A Red Lobster restaurant
A Red Lobster restaurant | Photo courtesy of Tada Images/Shutterstock
4 Min

Red Lobster’s breach of contract lawsuit against Blue Star Foods should be dismissed, Blue Star said in a new filing in Orange County Circuit Court in Orlando, Florida, U.S.A.

In the original complaint filed in July 2023, Orlando-based Red Lobster Sourcing claimed that Miami, Florida, U.S.A.-based Blue Star Foods and John Keeler & Co. failed to supply contracted crabmeat, causing the large seafood restaurant chain to take certain high-profit items off its menu and lose “substantial” revenue.

The damages exceed USD 500,000 (EUR 461,000), according to Red Lobster.

Blue Star agreed to provide Red Lobster with 67,248 pounds of crabmeat between October 2020 and March 2021 via distributor Performance Food Group, according to the complaint. Blue Star provided all the crabmeat for that contract, but its subsequent contract, which spanned from April through September 2021 and called for Blue Star to provide 114,539 pounds of crabmeat to Red Lobster, was not fulfilled. 

Blue Star said it “could not forecast the world-wide impact that Covid-19 had throughout the world and specifically in Vietnam.” In April 2021, Vietnam experienced a fast-spreading outbreak of more than 350,000 Covid-19 cases in a wave of the disease that lasted through September 2021.

“Vietnam was shut down, and [we] could not meet its requirements under the contract; no alternative sources of crabmeat came to fruition,” Blue Star said.

In August 2021, the company formally conveyed in writing its inability to fulfill the contract.

Blue Star is claiming it is covered by a force majeure clause in the contract stating “neither party shall be held responsible for any delay or failure in performance of any part of this agreement to the extent such delay or failure is caused by fire, flood, civil, governmental or military authority, act of God, or other similar causes beyond its control and without the fault or negligence of the delayed or nonperforming party or its subcontractors.”

“It is interesting to note, with all of Red Lobsters resources and extensive association with General Mills, Red Lobster was unable to cover and secure substitute or replacement crabmeat,” Blue Star said. Additionally, Thai Union Group, which made a USD 575 million (EUR 530 million) strategic investment in Red Lobster in 2016, is a “leading global seafood supplier,” Blue Star said. Thai Union recently announced the sale of its stake in Red Lobster.

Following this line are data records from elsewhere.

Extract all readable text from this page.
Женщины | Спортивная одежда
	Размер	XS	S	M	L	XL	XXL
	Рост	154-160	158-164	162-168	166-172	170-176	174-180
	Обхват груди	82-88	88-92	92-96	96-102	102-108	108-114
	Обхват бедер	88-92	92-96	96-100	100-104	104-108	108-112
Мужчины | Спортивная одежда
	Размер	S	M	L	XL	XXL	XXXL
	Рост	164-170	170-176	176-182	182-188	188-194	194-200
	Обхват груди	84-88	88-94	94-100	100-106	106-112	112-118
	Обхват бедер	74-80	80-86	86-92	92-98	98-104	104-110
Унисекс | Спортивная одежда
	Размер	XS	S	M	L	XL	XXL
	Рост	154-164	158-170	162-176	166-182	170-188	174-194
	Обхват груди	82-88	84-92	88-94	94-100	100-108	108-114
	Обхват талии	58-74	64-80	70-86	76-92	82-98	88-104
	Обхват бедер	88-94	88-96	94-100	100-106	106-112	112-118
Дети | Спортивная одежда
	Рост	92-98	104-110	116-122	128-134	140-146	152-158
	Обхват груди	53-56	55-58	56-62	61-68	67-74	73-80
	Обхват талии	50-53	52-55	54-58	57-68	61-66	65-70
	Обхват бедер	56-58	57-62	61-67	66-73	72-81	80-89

“Thai Union had expanded its product lineup and now offers many seafood varieties, including lobster, shrimp, sardines, mackerel, tuna, salmon, and crab. Thai Union owns a number of leading global seafood brands, including Chicken of the Sea, King Oscar, John West, and Petit Navire, in addition to world-class facilities in 12 countries that provide sourcing, production, and distribution networks worldwide and, yet, because of the Covid-19 pandemic could not supply crabmeat, too,” Blue Star wrote.

Blue Star is requesting Red Lobster’s claims be dismissed with prejudice, and it should be awarded its attorneys fees and reimbursement of the costs of defending itself.